Studie sagt Schüler-Boom voraus

Dank höherer Geburtenraten und Zuwanderung wird die Zahl der Schüler in Deutschland in den nächsten Jahren deutlich ansteigen. Das widerspricht allen bisherigen Prognosen und stellt die Schulen vor große Aufgaben.

Die Schülerzahl soll nach einer Studie der Bertelsmann-Stiftung bis 2025 um vier Prozent, bis 2030 um acht Prozent auf 8,6 Millionen steigen. Bisher ging man nach Berechnungen der deutschen Kultusministerkonferenz davon aus, dass die Schülerzahl bis zum Jahr 2025 auf 7,2 Millionen sinken werde Doch diese Prognosen erweisen sich laut der Studie nun als falsch: Zum einen sind die Geburtenzahlen in Deutschland in den letzten fünf Jahren stetig angestiegen, zum anderen steigt die Zahl der Schüler auch durch die in Deutschland aufgenommenen Geflüchteten. Allein im Zeitraum 2015 - 2016 kamen 300.000 geflüchtete Schüler an deutsche Schulen.

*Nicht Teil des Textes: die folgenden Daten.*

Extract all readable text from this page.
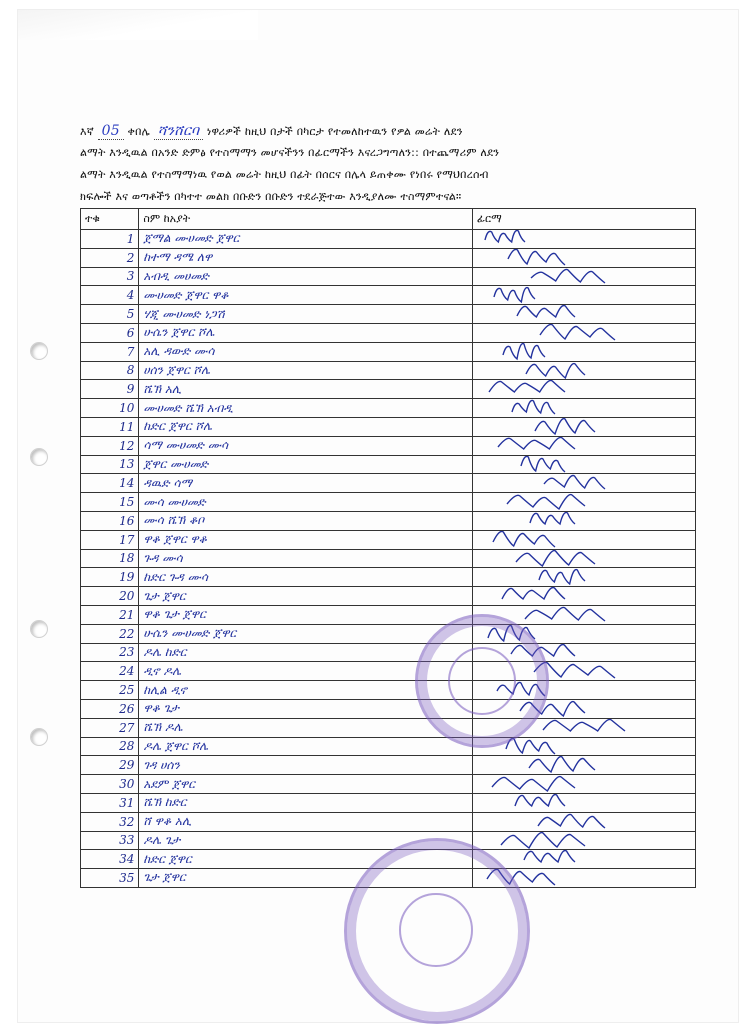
እኛ 05 ቀበሌ ሻንሸርባ ነዋሪዎች ከዚህ በታች በካርታ የተመለከተዉን የዎል መሬት ለደን
ልማት እንዲዉል በአንድ ድምፅ የተስማማን መሆናችንን በፊርማችን እናረጋግጣለን:: በተጨማሪም ለደን
ልማት እንዲዉል የተስማማነዉ የወል መሬት ከዚህ በፊት በሰርና በሌላ ይጠቀሙ የነበሩ የማህበረሰብ
ክፍሎች እና ወጣቶችን በካተተ መልክ በቡድን በቡድን ተደራጅተው እንዲያለሙ ተስማምተናል።
ተቁ	ስም ከአያት	ፊርማ
1	ጀማል ሙሀመድ ጀዋር	

2	ከተማ ዳሜ ለዋ	

3	አብዲ መሀመድ	

4	ሙሀመድ ጀዋር ዋቆ	

5	ሃጂ ሙሀመድ ነጋሽ	

6	ሁሴን ጀዋር ሾሌ	

7	አሊ ዳውድ ሙሳ	

8	ሀሰን ጀዋር ሾሌ	

9	ሼኽ አሊ	

10	ሙሀመድ ሼኽ አብዲ	

11	ከድር ጀዋር ሾሌ	

12	ሳማ ሙሀመድ ሙሳ	

13	ጀዋር ሙሀመድ	

14	ዳዉድ ሳማ	

15	ሙሳ ሙሀመድ	

16	ሙሳ ሼኽ ቆቦ	

17	ዋቆ ጀዋር ዋቆ	

18	ጉዳ ሙሳ	

19	ከድር ጉዳ ሙሳ	

20	ጌታ ጀዋር	

21	ዋቆ ጌታ ጀዋር	

22	ሁሴን ሙሀመድ ጀዋር	

23	ዶሌ ከድር	

24	ዲኖ ዶሌ	

25	ከሊል ዲኖ	

26	ዋቆ ጌታ	

27	ሼኽ ዶሌ	

28	ዶሌ ጀዋር ሾሌ	

29	ገዳ ሀሰን	

30	አደም ጀዋር	

31	ሼኽ ከድር	

32	ሸ ዋቆ አሊ	

33	ዶሌ ጌታ	

34	ከድር ጀዋር	

35	ጌታ ጀዋር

Es drohe ein dramatischer Engpass an Lehrern und Gebäuden, warnte die Stiftung. Die Schulsysteme seien auf den neuen Boom nicht vorbereitet. Die Studie berechnet, dass 2030 über alle Schulstufen hinweg rund 28.000 zusätzliche Klassen und rund 43.000  zusätzliche Lehrer gebraucht werden. Auf Länder und Kommunen kämen pro Jahr 4,7 Milliarden Euro höhere Bildungskosten zu.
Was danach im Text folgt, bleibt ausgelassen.